A melhor forma de comer uma bolacha é mordiscá-la, da fímbria para o centro, num tímido e delicado movimento circular. Pode-se lamber a bolacha, desde que tal seja feito de forma discreta. Nunca, mas nunca, por mais pequena que ela seja, se deve comer uma bolacha de uma só vez.
 
27.4.05
 

861

Um homem declarou o seu amor a uma mulher. Esta, sabendo-o muito violento, disse-lhe que sim, mas com uma condição: deveria ajoelhar-se à sua frente, de cabeça baixa e ficar imóvel por alguns minutos. Contente, ele assim fez, e muito pouco tempo passou até que ela lhe desferiu uma forte pancada na base do crânio que o matou de instantâneo. [A moral desta história é bastante clara: muitas vezes um sim condicional em nada se distingue de um não peremptório.]
 
 

860

Preciso mudar de vida, dizia ele vezes sem conta, mas permaneceu sempre o mesmo. [É o que acontece a quem não sente o que diz.]
 
 

859

Quero-te, disse ela, e a sua voz rouca e um pouco áspera envolveu-o por completo.

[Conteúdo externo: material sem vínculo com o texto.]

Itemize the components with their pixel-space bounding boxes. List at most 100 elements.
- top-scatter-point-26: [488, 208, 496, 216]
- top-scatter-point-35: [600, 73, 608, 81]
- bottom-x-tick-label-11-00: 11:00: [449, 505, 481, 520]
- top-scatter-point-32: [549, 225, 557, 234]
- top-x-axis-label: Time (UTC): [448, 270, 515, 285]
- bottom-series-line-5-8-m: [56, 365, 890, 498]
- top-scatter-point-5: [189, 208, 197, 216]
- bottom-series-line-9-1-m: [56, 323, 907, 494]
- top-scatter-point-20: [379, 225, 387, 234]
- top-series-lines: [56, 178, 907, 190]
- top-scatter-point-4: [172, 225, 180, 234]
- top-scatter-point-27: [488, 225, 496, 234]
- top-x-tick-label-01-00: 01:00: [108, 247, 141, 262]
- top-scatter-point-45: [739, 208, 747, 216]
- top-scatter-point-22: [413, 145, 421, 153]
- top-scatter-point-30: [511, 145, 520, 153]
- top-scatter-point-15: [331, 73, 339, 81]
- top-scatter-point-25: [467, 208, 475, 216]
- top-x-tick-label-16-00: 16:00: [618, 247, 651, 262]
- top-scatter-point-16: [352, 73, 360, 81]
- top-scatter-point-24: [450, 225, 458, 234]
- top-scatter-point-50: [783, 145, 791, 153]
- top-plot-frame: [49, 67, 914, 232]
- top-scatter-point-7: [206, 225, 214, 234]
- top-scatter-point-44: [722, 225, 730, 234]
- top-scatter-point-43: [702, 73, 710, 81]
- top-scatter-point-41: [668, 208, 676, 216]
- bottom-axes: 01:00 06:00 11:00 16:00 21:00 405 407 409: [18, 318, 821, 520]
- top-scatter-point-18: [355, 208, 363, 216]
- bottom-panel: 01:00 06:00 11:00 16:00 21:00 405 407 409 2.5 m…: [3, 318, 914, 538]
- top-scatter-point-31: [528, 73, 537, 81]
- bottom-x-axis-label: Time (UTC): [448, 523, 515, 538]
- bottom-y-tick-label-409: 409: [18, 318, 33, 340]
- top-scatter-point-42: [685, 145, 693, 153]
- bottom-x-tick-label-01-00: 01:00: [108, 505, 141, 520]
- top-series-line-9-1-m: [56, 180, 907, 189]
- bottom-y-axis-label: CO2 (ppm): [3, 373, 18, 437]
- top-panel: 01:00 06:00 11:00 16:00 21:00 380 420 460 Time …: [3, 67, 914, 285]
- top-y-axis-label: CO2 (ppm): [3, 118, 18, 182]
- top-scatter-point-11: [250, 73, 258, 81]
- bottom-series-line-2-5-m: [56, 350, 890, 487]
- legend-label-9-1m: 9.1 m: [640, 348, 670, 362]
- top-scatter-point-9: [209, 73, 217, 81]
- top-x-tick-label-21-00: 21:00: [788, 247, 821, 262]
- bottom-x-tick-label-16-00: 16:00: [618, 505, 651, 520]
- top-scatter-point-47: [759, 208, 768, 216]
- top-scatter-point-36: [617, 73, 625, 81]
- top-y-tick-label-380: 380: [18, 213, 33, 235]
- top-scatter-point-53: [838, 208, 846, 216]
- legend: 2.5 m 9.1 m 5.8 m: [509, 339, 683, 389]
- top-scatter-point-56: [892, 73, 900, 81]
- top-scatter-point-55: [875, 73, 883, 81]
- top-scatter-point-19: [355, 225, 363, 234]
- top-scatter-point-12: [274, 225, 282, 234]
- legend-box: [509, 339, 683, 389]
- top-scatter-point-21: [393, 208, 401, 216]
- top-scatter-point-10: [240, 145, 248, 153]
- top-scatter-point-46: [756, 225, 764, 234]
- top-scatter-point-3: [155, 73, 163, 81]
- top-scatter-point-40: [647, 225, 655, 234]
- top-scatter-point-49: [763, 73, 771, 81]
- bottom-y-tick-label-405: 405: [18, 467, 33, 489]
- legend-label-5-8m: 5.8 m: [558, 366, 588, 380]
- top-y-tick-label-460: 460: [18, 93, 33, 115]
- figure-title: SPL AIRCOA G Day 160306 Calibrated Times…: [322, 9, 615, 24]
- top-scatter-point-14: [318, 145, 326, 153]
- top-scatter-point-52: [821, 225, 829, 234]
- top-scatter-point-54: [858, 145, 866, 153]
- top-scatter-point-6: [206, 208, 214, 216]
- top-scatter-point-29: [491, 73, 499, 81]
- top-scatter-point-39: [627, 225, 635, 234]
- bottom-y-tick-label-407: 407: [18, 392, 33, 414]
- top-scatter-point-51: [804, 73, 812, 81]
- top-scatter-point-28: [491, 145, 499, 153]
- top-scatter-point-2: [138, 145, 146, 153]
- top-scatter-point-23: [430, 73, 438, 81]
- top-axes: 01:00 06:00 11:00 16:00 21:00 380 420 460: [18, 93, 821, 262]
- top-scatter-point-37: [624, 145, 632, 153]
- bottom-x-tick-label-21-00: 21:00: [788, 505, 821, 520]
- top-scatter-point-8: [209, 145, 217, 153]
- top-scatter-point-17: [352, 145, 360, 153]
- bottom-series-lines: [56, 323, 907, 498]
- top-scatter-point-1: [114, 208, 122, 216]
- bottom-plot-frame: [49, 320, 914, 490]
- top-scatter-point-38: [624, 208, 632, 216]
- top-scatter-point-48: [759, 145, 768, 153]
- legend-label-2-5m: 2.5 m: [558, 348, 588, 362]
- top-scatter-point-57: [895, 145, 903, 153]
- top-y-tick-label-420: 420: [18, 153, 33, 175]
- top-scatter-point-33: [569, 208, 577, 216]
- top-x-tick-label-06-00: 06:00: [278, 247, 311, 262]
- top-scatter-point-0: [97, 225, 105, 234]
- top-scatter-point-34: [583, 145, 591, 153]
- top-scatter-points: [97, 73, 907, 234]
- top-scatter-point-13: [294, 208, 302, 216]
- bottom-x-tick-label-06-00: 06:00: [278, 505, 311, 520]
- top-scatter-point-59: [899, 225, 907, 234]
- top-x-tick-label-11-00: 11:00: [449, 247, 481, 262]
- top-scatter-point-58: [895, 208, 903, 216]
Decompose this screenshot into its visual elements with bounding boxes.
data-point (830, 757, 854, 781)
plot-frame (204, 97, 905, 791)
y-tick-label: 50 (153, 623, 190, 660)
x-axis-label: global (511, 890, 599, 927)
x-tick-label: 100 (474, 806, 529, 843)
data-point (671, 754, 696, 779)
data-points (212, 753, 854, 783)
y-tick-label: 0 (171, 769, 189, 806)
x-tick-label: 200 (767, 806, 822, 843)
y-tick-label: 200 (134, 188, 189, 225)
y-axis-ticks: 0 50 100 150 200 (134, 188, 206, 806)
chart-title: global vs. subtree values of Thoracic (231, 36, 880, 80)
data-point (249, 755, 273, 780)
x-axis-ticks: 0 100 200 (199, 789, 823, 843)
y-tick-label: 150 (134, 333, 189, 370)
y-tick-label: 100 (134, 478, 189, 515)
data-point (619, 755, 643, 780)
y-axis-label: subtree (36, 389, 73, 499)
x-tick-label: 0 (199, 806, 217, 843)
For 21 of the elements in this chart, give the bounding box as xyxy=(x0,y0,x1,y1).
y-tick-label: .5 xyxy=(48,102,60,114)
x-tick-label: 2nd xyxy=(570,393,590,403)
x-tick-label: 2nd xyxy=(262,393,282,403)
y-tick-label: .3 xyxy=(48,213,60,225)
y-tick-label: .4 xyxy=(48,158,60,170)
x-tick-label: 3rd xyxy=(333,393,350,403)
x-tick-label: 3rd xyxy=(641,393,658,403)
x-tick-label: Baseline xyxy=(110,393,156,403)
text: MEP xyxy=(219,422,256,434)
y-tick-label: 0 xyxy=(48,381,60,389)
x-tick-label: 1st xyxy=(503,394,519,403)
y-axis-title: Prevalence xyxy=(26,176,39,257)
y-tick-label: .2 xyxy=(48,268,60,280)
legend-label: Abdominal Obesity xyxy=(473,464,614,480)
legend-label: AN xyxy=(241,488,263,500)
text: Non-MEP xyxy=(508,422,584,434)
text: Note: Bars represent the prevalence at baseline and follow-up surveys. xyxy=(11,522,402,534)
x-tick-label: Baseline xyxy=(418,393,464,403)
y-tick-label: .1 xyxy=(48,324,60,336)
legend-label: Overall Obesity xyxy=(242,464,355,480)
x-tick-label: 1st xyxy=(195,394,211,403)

Ele quis responder, mas foi incapaz de romper o silêncio.[E a morte levou-o consigo.]
 
26.4.05
 

858

Só os mortos escrevem obras-primas, disse o escritor, e matou-se em seguida.
 
 

857

Acordou para um dia luminoso, tão luminoso que o cegou para sempre. Isto digo eu, que sou um exagerado. Na verdade, apenas deixou de ver por um instante. Mas há instantes que duram uma eternidade.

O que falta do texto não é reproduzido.